A small role by Sam Elliot provides the film’s real emotional center. Elliot plays Lorne Lutch, the original Marlboro Man. Once, a rugged looking model, he is now racked by cancer and living in a small house in the country. Naylor has the thankless job of bringing Lutch a bribe. How the scene plays out between Naylor and Lutch rings surprisingly true. I will not say what happens but it is equal parts sad and funny. That moment is one of several that lift 'Thank you for Smoking' above being just a funny movie. The film is surprisingly aware of its subject and many of the issues surrounding it.
I said at the beginning of this review that 'Thank you for Smoking' will not appeal to everyone but those who do like it (such as myself) will probably be big fans of it. First time director Jason Reitman tackles a tricky film subject with skill and humor. There are several good performances in the film but Eckhart is especially noteworthy. He carries the film and does a great job as Naylor. Robert Duval pops up as a tobacco baron and Maria Bello and David Koechner has supporting roles as fellow lobbyists (Naylor’s only real friends.) William H. Macy is a hoot as determined senator that goes after big tobacco. Finally Katie Holmes has brief supporting role as a reporter that falls for Naylor.

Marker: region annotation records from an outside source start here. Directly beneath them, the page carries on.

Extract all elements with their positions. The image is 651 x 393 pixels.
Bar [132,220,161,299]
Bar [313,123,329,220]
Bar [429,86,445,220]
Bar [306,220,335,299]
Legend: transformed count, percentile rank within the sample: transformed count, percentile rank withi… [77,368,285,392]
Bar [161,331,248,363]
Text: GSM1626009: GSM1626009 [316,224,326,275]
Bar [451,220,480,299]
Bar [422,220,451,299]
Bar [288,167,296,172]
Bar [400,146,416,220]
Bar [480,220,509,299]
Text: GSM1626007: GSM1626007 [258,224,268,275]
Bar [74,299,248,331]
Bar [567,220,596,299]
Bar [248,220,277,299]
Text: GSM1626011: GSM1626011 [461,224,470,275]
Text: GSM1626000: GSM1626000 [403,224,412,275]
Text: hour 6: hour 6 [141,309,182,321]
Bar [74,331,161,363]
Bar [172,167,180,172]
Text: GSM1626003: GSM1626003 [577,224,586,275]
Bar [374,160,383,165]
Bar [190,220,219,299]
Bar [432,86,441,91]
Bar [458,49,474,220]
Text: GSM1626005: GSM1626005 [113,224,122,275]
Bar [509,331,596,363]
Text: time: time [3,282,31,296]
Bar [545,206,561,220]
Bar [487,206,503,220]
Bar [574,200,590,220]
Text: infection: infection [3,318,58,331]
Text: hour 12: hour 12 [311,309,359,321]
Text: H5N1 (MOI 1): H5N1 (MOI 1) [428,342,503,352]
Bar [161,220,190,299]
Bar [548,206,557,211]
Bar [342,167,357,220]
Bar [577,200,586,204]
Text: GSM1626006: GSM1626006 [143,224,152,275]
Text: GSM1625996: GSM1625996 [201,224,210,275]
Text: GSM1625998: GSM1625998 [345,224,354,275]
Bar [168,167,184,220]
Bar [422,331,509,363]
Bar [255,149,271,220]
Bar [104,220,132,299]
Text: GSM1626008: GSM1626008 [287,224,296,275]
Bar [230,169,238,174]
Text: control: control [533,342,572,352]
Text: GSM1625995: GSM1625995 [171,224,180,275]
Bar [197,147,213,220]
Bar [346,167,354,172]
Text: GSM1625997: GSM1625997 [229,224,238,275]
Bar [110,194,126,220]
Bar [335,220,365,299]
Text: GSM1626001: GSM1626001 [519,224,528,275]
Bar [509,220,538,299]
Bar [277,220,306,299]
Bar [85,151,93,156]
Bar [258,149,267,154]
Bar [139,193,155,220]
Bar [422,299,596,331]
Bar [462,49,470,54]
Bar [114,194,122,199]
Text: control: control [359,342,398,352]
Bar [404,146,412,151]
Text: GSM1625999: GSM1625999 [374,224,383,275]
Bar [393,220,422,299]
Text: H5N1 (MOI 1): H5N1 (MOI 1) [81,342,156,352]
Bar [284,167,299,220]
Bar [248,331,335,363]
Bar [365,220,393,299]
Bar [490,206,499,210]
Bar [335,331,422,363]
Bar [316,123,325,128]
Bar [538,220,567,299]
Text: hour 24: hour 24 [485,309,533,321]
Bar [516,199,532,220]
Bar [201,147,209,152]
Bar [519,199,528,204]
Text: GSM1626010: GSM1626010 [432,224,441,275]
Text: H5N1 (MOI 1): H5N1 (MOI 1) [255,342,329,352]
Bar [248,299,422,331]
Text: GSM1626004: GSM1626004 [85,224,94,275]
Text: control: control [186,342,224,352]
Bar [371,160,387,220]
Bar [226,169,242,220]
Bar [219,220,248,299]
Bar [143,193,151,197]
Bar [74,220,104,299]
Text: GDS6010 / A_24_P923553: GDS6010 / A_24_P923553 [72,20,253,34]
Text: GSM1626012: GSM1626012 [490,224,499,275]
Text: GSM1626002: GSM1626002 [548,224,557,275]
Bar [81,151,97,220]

I enjoyed this film and am recommending it. Because of its subject and quirky style I can’t give it a stronger recommendation but that does not mean it is a lesser film. Reitman (the son of director Ivan Reitman) shows he can create a funny, moving film, that is knowledgeable about it’s subject without being preachy or dry. I say give it a try if you are curious, you just may enjoy the film as much as I do. Recommended.